Gegenstandswert für das Beschwerdeverfahren: 16.000 €
Gründe
I.
Eingetragene Eigentümer des unter der laufenden Nummer 2 des Grundbuchs von F…
Blatt 241 eingetragenen Grundstücks Flurstück 16/2 der Flur 1 sind der Pastor im
Ruhestand J… D… und M… D… in Erbengemeinschaft. J… D…, der Ehemann der
Beteiligten zu 1 und Vater der Beteiligten zu 2 und 3 ist am 22. November 2009 in B…
verstorben und wurde von den Beteiligten zu 1 bis 3 beerbt. Diese schlossen zur UR-Nr.
19/2010 des Notars … mit Amtssitz in B… einen „Erbauseinandersetzungsvertrag“.

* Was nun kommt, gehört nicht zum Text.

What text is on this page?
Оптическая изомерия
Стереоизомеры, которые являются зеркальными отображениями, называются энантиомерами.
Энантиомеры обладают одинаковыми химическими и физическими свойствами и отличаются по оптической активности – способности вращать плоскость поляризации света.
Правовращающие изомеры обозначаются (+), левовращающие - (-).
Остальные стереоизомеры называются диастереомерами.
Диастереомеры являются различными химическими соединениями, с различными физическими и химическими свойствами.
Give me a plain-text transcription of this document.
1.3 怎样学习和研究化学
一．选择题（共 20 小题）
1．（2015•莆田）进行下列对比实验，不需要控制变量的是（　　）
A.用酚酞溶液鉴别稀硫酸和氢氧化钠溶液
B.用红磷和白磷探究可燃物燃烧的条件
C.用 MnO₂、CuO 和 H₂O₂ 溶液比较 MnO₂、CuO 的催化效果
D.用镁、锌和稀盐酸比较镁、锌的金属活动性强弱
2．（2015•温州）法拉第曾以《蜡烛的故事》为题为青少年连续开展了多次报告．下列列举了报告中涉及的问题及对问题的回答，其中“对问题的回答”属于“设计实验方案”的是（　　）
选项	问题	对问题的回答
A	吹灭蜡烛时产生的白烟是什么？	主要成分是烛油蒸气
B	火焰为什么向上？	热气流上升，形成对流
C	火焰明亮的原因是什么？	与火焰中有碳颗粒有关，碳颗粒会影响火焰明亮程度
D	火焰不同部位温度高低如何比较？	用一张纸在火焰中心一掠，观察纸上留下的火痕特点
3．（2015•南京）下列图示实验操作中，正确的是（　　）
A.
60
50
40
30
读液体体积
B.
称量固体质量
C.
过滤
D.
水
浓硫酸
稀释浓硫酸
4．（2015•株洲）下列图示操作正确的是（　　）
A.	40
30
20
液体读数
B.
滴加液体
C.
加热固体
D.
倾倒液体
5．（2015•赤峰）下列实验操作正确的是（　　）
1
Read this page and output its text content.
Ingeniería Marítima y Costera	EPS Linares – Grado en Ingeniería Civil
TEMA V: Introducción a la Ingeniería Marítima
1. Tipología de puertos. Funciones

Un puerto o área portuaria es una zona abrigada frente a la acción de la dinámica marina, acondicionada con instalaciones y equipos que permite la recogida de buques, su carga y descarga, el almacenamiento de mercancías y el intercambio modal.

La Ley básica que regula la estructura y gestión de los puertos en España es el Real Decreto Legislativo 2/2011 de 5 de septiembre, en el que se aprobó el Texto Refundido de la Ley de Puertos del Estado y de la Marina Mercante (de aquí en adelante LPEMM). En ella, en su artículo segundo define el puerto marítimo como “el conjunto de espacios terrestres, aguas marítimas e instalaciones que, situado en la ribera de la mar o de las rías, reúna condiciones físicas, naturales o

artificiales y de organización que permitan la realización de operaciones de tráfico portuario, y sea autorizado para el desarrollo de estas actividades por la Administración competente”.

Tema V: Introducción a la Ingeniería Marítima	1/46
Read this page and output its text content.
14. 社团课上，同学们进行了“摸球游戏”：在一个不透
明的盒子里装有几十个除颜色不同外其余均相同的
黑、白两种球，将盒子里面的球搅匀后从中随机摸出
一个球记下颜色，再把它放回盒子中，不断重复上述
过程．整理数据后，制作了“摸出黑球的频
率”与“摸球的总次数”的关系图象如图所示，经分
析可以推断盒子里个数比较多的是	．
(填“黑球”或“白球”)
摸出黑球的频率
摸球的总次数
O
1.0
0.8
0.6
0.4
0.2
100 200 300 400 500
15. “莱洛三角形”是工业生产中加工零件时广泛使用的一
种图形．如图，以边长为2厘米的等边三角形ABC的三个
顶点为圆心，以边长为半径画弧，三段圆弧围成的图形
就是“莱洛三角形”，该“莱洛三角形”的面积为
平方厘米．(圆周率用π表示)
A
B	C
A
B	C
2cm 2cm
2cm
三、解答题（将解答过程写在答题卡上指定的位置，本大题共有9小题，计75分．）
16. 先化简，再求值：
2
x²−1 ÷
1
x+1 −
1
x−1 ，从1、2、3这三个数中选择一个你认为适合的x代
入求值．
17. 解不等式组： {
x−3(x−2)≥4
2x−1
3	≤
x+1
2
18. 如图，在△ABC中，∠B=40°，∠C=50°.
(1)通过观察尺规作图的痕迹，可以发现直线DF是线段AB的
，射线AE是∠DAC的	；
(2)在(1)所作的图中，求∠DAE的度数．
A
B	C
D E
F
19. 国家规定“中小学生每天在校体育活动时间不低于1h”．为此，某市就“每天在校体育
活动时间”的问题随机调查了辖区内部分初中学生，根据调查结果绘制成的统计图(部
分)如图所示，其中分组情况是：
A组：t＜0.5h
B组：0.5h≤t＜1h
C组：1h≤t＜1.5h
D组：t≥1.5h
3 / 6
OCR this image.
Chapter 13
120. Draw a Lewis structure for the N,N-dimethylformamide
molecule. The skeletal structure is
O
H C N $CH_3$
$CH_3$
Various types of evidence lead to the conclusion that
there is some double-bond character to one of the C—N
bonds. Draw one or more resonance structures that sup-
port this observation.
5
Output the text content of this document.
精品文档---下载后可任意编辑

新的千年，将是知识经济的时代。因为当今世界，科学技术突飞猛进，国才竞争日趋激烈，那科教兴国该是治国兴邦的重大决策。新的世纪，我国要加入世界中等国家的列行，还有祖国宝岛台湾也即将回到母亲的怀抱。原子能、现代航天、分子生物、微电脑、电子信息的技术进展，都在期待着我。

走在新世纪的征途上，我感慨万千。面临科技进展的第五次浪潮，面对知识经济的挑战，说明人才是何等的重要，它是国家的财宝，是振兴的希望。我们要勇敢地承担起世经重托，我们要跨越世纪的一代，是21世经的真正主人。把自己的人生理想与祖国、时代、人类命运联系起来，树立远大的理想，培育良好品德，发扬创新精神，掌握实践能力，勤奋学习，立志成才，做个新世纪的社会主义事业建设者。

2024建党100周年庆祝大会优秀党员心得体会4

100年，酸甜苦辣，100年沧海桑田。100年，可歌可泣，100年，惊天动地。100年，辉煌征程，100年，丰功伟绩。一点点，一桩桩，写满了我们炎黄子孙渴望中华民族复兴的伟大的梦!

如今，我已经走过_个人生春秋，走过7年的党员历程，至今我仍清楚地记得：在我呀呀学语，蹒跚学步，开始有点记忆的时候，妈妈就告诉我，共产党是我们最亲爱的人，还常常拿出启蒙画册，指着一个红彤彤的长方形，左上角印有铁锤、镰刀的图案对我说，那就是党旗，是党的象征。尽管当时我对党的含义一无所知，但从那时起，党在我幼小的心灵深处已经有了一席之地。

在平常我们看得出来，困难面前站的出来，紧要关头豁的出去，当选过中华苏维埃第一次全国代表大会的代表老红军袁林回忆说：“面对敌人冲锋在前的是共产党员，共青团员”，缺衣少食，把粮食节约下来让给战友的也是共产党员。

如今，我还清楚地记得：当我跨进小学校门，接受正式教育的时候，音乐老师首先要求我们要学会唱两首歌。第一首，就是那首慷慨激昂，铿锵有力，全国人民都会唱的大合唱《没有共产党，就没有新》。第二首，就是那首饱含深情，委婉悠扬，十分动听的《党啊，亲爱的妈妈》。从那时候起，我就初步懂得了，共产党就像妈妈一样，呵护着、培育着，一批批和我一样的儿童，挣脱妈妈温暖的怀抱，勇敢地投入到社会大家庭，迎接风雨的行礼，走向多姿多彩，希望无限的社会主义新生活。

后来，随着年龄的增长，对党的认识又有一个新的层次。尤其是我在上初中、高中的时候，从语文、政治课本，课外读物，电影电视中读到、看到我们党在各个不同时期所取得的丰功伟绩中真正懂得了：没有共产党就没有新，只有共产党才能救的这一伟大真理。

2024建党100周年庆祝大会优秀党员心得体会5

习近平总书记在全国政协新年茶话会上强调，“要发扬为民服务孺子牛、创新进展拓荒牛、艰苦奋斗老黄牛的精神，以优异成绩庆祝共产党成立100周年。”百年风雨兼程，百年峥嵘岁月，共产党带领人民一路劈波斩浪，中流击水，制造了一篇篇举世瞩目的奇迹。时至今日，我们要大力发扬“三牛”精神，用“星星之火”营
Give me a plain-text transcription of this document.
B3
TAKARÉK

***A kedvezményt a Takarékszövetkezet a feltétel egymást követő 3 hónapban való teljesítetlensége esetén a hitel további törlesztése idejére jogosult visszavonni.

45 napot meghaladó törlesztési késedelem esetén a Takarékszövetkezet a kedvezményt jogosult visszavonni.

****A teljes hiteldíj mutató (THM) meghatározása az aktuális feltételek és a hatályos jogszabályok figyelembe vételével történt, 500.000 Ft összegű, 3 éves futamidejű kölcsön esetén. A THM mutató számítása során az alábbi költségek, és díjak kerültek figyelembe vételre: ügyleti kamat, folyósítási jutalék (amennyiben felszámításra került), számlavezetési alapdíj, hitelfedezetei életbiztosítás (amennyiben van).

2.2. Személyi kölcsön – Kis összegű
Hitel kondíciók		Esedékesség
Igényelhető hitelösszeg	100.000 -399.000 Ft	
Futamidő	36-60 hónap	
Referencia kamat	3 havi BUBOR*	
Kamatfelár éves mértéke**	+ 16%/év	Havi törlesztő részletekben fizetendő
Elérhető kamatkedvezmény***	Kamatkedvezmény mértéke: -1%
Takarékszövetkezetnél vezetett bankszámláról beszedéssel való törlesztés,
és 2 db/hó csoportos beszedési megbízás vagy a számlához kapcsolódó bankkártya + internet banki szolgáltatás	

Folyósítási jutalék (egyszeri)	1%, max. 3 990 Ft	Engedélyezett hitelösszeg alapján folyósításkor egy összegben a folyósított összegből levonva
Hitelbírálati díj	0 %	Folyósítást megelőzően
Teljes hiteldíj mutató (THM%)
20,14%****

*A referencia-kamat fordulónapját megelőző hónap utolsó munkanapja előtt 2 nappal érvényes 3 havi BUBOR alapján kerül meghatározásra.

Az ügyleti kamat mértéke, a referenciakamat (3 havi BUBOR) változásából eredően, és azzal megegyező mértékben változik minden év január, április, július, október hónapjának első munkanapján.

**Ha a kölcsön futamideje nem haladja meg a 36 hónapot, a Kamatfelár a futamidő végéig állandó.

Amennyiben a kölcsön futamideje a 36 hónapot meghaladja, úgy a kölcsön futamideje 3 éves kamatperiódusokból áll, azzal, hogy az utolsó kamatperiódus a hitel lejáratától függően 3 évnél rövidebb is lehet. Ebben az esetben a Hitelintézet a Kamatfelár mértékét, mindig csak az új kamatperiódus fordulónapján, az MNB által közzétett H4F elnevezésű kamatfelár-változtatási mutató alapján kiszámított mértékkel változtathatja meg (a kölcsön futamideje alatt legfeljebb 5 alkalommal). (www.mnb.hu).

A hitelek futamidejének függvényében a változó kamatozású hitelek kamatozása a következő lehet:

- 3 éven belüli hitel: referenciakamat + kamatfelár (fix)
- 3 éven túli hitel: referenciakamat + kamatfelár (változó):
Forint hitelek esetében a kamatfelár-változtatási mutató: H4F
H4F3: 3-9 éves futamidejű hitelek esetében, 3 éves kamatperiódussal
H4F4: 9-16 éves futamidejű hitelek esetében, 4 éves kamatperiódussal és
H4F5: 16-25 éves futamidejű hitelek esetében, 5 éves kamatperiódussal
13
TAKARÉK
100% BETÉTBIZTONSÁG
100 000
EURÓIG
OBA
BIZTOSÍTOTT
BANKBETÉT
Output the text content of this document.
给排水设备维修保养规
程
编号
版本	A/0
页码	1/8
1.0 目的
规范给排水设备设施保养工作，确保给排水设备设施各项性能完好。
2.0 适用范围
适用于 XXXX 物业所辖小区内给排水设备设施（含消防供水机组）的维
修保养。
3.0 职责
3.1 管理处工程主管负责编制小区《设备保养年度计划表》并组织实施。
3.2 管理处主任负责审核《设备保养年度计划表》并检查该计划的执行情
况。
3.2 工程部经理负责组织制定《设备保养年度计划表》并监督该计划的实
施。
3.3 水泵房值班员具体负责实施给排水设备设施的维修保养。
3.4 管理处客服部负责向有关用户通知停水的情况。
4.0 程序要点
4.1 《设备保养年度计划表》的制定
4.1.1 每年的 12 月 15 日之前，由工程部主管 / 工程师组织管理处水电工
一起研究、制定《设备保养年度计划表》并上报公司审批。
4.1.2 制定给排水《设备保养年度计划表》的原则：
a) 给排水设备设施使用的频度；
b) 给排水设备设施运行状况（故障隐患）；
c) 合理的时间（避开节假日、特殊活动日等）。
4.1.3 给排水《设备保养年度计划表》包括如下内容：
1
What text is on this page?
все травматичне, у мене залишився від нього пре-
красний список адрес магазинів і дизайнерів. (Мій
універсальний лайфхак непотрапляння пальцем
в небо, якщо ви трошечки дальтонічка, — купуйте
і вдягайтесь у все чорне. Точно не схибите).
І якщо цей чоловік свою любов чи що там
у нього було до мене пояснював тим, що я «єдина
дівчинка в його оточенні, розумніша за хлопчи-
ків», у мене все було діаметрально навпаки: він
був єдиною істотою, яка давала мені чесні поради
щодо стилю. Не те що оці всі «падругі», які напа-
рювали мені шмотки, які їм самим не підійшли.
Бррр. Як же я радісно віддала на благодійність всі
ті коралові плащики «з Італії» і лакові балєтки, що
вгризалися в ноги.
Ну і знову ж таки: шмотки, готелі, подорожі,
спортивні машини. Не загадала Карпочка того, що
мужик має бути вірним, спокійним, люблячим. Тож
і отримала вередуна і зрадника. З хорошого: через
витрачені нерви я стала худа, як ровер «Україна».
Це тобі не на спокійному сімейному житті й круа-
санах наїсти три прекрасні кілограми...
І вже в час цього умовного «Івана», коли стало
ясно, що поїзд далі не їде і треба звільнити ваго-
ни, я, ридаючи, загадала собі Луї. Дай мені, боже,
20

Unter Ziffer II ist als Nachlasswert des Erblassers unter Ziffer 2 u. a. aufgeführt ein
hälftiger Miteigentumsanteil an dem Grundstück in F…, …straße 6 bis 10, eingetragen
im Grundbuch von F… Blatt 241, Flur 1, Flurstück 16. Ausweislich der Ziffer IV der
notariellen Urkunde hatte der Notar das Grundbuch von F… vor der Beurkundung nicht
eingesehen. Unter Ziffer III ist unter 2. geregelt, dass der hiesige Beteiligte zu 3. den
Miteigentumsanteil des Erblassers an dem vorbezeichneten Grundstück in F… erhalten
soll. Unter Ziffer IV haben die Beteiligten zu 1 bis 3 insoweit die Auflassung erklärt. Dort
heißt es: „Die Erben, die Erschienenen zu 1 und 2 und der von der Erschienenen zu 2
Vertretene, das ist der hiesige Beteiligte zu 3., sind sich darüber einig, dass der ……… ½
Miteigentumsanteil an dem im Grundbuch von F… Blatt 241 eingetragenen Grundstück
auf den von der Erschienenen zu 2 Vertretenen übergeht, und bewilligen und beantragen
dementsprechend die Umschreibung der Grundbücher“. Mit notariell beglaubigter
Genehmigungserklärung vom 5. Februar 2010 genehmigte der Beteiligte zu 3 die in der
Urkunde vom 15. Januar 2010 die durch die Beteiligte zu 2 abgegebenen Erklärungen.
Mit Schreiben vom 1. April 2010 beantragte der Verfahrensbevollmächtigte der
Beteiligten zu 1 bis 3 für diese unter Vorlage unter anderem des
Erbauseinandersetzungsvertrages vom 15. Januar 2010 und der beglaubigten
Genehmigungserklärung vom 5. Februar 2010 die Eintragung des Beteiligten zu 3 als
Eigentümer zur Hälfte im Grundbuch.
Mit Schreiben vom 26. Juli 2010 wies das Grundbuchamt darauf hin, dass neben dem am
22. November 2009 verstorbenen J… D… in Erbengemeinschaft M… D… eingetragen
sei. Der Erbauseinandersetzungsvertrag habe unter Mitwirkung des Miterben M… D…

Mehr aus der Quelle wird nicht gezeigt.